The development of plastic allowed an unprecedented level of material abundance, health and cleanliness alongside unlimited capitalist consumption (Susan Freinkel). Plastic, created from “molecules never before seen under the sun,” now pollutes the sea, causing the Great Garbage Patch, filling bird carcasses and infiltrating our bloodstream.
With over 1.5 billion plastic bottles bought around the planet daily and 2 million plastic bags used every minute (Rick Smith, Slow Death by Rubber Duck), plastic pollution has reached a scale never seen before.
400 million tonnes of plastics are created each year, almost half of which goes into single-use items. As oil demand reduces over the next few decades, petroleum companies are looking to triple plastic use and production, inevitably increasing pollution.
Plastic production contributes to global warming and creates toxic exposure problems. Crucially, “virtually every molecule of plastic ever created still exists on earth… in some stage of degradation” (Smith). Plastic, once created, doesn’t go away.
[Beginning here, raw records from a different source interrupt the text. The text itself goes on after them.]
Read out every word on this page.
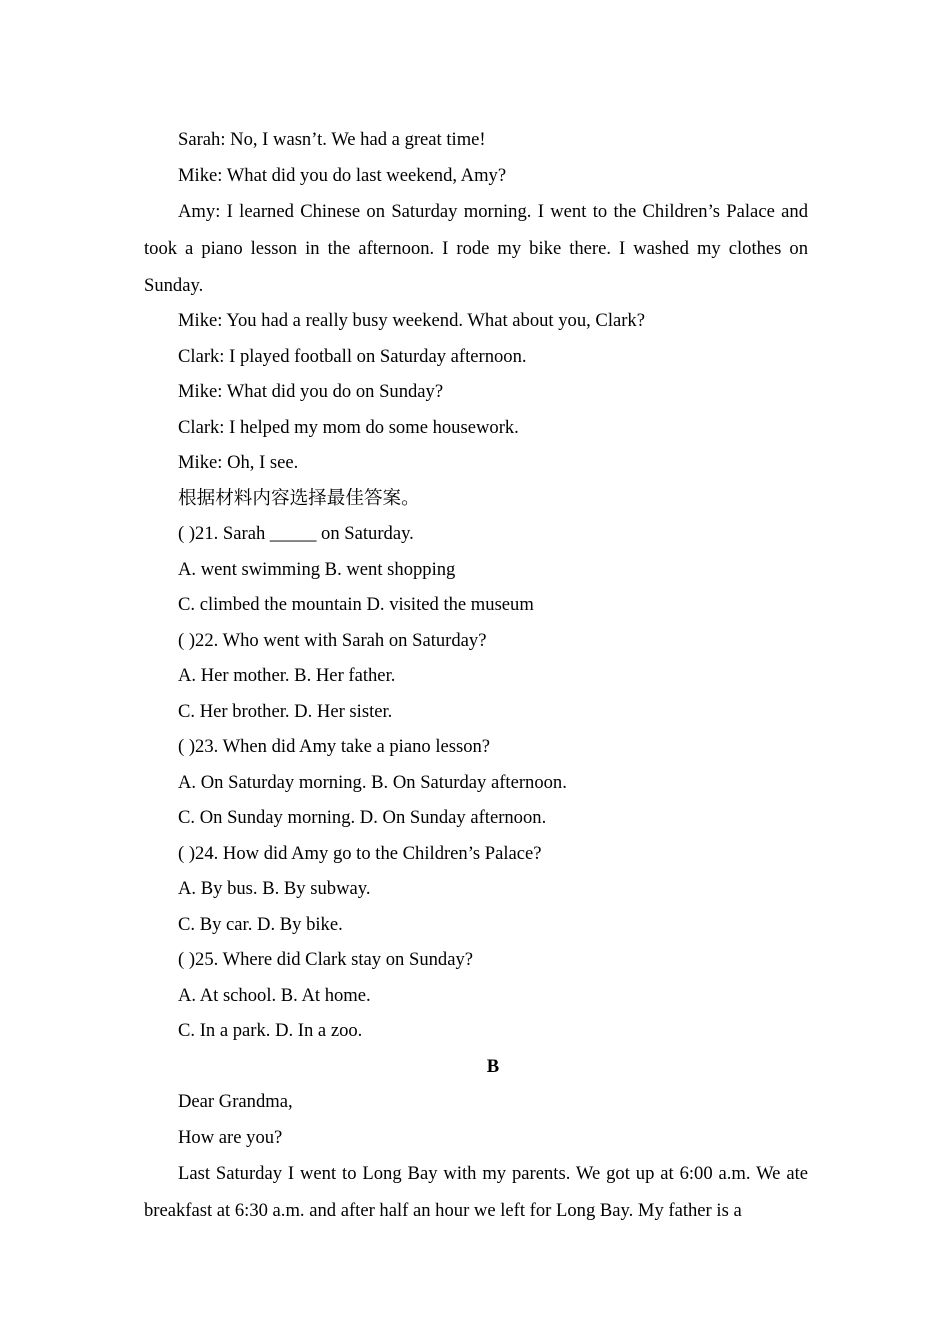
Sarah: No, I wasn’t. We had a great time!
Mike: What did you do last weekend, Amy?
Amy: I learned Chinese on Saturday morning. I went to the Children’s Palace and took a piano lesson in the afternoon. I rode my bike there. I washed my clothes on Sunday.
Mike: You had a really busy weekend. What about you, Clark?
Clark: I played football on Saturday afternoon.
Mike: What did you do on Sunday?
Clark: I helped my mom do some housework.
Mike: Oh, I see.
根据材料内容选择最佳答案。
( )21. Sarah _____ on Saturday.
A. went swimming B. went shopping
C. climbed the mountain D. visited the museum
( )22. Who went with Sarah on Saturday?
A. Her mother. B. Her father.
C. Her brother. D. Her sister.
( )23. When did Amy take a piano lesson?
A. On Saturday morning. B. On Saturday afternoon.
C. On Sunday morning. D. On Sunday afternoon.
( )24. How did Amy go to the Children’s Palace?
A. By bus. B. By subway.
C. By car. D. By bike.
( )25. Where did Clark stay on Sunday?
A. At school. B. At home.
C. In a park. D. In a zoo.
B
Dear Grandma,
How are you?
Last Saturday I went to Long Bay with my parents. We got up at 6:00 a.m. We ate breakfast at 6:30 a.m. and after half an hour we left for Long Bay. My father is a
Plastic particles have been found in the clouds, in snow and rain. Particles can shed from cereal bags into your breakfast bowl, from carpet and other surfaces into dust and air, and contaminate many consumer products.
In its infancy, plastic was broadcast through effective communication tools as a necessity to save time and money. We were led to think that recycling worked and was carried out effectively, despite evidence to the contrary.
Fuelled by corporate, profit-driven greed, the plastic industry and chemical plants have no concern for environmental concerns. Plastic pollution has reached a point of no return, and we must act now.